Por João Alves Dias
Já um mês é passado…
A comunicação social informou: ontem, dia 5 de agosto, morreu a poeta, escritora, tradutora, professora Ana Luísa Amaral, recentemente galardoada com o Prémio Rainha Sofia de Poesia Ibero-Americana. A Universidade do Porto recordou a ‘sua’ professora como “uma autora extraordinária, uma académica distinta e uma cidadã empenhada”.
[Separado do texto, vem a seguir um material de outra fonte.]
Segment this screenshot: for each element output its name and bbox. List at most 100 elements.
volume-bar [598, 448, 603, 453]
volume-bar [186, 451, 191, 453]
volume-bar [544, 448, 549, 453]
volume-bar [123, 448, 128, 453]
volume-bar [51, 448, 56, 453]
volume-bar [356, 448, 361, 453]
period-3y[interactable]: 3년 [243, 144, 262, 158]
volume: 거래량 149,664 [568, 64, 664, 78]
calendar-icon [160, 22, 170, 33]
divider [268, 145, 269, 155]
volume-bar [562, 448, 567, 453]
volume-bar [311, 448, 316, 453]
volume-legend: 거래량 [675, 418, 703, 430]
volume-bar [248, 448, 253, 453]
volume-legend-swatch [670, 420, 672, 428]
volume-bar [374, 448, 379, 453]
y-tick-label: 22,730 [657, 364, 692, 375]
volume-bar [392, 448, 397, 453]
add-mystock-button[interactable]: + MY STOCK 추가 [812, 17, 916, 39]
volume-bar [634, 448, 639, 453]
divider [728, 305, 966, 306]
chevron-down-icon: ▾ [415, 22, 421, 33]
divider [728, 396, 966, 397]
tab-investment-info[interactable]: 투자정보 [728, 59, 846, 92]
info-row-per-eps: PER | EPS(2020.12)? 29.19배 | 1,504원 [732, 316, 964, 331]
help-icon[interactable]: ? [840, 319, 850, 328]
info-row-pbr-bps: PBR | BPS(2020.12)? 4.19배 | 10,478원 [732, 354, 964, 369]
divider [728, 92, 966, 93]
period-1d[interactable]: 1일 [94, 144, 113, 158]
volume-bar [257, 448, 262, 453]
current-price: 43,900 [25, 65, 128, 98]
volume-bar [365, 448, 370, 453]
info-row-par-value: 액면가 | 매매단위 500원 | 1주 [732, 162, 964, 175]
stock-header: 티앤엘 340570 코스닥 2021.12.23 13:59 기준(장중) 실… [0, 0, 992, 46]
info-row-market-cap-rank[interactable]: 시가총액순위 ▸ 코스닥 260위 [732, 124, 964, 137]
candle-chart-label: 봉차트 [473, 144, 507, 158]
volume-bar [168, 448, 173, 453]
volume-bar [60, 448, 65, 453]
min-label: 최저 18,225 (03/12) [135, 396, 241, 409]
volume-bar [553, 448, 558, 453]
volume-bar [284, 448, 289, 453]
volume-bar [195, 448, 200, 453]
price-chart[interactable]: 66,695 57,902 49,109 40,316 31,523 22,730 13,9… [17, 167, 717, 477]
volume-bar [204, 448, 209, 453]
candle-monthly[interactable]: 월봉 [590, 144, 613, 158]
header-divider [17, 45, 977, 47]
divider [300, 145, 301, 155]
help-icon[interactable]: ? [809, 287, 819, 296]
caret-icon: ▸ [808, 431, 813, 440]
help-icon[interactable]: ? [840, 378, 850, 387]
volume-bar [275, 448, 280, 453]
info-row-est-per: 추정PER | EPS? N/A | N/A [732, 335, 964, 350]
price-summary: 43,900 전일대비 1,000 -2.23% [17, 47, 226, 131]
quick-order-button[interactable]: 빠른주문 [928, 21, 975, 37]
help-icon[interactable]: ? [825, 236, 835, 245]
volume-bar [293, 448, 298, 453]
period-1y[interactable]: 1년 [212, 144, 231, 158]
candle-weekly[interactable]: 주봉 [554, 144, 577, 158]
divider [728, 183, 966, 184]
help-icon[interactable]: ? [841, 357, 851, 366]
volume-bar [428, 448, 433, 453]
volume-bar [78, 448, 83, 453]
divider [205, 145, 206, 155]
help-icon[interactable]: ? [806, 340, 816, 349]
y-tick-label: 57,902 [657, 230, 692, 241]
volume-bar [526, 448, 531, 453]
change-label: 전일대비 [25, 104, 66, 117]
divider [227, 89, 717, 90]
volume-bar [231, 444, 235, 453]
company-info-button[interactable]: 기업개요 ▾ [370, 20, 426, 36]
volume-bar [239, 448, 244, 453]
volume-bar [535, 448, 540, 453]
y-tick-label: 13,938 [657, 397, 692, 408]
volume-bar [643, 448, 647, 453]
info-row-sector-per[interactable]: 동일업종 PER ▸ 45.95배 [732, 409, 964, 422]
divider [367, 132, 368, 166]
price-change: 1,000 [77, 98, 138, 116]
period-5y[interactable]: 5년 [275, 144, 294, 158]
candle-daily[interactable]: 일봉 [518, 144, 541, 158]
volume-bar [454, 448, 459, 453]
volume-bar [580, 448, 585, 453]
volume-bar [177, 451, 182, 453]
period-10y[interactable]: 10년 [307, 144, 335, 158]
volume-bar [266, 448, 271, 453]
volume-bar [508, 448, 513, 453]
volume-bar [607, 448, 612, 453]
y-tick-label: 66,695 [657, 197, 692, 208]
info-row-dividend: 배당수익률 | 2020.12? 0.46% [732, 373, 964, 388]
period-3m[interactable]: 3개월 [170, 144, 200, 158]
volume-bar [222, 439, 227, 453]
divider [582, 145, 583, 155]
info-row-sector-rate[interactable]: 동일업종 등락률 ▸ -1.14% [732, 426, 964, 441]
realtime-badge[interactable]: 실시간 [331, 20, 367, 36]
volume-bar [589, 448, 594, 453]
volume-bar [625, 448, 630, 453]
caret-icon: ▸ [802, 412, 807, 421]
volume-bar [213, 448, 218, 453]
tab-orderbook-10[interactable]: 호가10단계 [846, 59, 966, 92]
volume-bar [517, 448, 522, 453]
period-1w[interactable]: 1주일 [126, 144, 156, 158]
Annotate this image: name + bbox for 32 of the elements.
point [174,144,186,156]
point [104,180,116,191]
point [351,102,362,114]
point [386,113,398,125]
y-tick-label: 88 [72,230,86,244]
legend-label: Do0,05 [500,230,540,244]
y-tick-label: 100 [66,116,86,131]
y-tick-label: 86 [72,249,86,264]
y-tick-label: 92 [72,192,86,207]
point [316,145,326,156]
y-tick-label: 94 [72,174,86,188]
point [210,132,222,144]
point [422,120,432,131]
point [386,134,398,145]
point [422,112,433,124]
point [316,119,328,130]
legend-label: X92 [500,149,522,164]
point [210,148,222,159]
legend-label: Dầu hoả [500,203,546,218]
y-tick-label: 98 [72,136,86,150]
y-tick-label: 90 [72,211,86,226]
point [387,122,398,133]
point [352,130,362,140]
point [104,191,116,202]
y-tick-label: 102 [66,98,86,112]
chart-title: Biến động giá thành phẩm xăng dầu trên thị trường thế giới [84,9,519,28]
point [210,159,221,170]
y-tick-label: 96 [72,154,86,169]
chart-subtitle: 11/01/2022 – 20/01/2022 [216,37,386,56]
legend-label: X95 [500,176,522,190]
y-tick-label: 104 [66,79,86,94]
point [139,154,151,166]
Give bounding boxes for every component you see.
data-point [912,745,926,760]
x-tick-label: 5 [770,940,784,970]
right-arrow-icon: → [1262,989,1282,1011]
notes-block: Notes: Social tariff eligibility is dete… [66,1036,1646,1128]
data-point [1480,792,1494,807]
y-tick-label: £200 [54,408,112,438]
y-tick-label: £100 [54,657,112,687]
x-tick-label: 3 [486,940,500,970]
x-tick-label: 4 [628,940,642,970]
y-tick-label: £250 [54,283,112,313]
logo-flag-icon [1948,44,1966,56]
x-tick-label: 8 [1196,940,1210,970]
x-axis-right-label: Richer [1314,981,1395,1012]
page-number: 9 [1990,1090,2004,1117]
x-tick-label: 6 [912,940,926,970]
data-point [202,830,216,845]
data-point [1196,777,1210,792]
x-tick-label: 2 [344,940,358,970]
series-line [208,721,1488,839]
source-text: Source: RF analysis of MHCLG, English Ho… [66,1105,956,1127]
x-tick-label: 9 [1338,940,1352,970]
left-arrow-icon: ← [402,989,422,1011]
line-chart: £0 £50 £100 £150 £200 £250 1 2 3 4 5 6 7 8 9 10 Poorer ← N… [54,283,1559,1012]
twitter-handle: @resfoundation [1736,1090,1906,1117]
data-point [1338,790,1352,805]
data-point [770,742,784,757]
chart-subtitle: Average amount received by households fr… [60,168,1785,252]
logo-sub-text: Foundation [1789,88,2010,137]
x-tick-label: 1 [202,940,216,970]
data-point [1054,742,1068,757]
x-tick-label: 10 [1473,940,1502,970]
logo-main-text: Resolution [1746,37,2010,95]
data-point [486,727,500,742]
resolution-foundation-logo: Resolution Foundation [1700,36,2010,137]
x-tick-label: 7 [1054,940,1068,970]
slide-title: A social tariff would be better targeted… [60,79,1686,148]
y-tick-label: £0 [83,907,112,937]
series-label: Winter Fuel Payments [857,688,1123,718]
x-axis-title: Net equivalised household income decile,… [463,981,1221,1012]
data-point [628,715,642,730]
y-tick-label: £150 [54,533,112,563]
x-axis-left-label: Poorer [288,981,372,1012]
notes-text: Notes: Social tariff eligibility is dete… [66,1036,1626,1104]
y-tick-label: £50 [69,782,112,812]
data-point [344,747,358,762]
Entre muitos testemunhos, relevo Uma ausência que dói, de Teresa Vasconcelos, do Movimento do Graal (7Margens, 6 de agosto): “Morreu-me uma irmã. Ana Luísa Amaral “desabitou” este mundo. Partiu para o Infinito deixando-nos o rasto de luz da sua poesia. Que esteja na plenitude que tanto desejou ao longo dos anos e que a desinquietou levando-a a fazer poesia. Como quem respira. (…) Uma força da natureza. Mulher solar: um girassol. (…) Mulher também do quotidiano e do transcendente”.
Quando leio os seus poemas, saltam-me ao pensamento as palavras do papa Francisco que parafraseei no título: “Muitas vezes se fez da santidade uma meta inacessível em vez de a procurar e abraçar na existência quotidiana, no pó da estrada, nas aflições da vida concreta e – como dizia Teresa de Ávila às suas irmãs – ‘entre as panelas da cozinha”. (Missa da canonização de Carlos de Foucauld).
E porquê? Porque a poeta, atenta aos ritmos domésticos, comove-se com gestos do dia-a-dia. Se, para Aristóteles (Metafísica) o espanto está na origem da filosofia, para ela, as coisas mais comezinhas são ”fontes de espanto polifónico” e portadoras de silêncio contemplativo: “uma migalha entre as folhas de um livro”; ”sentei-me com um copo em restos de champanhe a olhar o nada”; ”minha filha partiu uma tigela na cozinha”; ”descascar ervilhas ao ritmo de um verso”; “o lavar os dentes ao abrir do dia”; “cebolas outra vez, os cumes coroando-se montanhas”; “Mostrar-te leite-creme é um prazer”.
Como escreveu Maria Irene Ramalho no Posfácio do livro “Ana Luísa Amaral – O Olhar Diagonal das Coisas”, Assírio & Alvim, abril de 2022, que integra os 17 livros de poemas publicados até essa data:
“No romântico Shelley, a musa anda associada às alturas, na nossa contemporânea ou, talvez mais bem dito, pós-romântica Ana Luísa Amaral, são as coisas do chão que inspiram – como amendoins ‘apanhados do prato vorazmente’”. E a propósito do último livro até então publicado, Mundo, comenta: “Abre com dez ‘observações’ bíblicas a ecoar no nosso vário e situado ser ‘do mundo’: a formiga lutadora em contramão; a centopeia engolfada pelo dilúvio, a elegante pega equilibrista, o peixe preso no anzol, a aranha de fascínio aterrador, a abelha portadora de vida em seu corpo; o pavão ufano da desasada beleza. (…) Os ‘observados’ falam de si e de todos nós”.
São alegorias que acicatam a nossa consciência individual e coletiva, como em “Dois cavalos: Paisagem – Estão lado a lado, / naquela praça em frente da igreja, /nesse calor de quando o mundo oscila/na linha do horizonte, /e o rio quase defronte, /uma miragem. (…) Arreios, cabeçadas, todos os instrumentos /do que parece ser mansa tortura/ mais freio, ou bridão,/parecido com aquele colocado na boca das mulheres que desobedecem,/ E era assim há muito tempo,/pelo menos quatro séculos,/ou semelhante ao que se usava/ nos escravos, cobrindo-lhes a boca/para que não se envenenassem,/porque se recusavam a viver/escravos/e era isso quase agora, no século passado.”
O dia-a-dia não se esgota em si mesmo, é uma janela para o transcendente, uma escada para o divino. Essa a raiz da nossa esperança que o ‘Discurso da Montanha’ (Mt 5,1-7,29) alimenta e transfigura.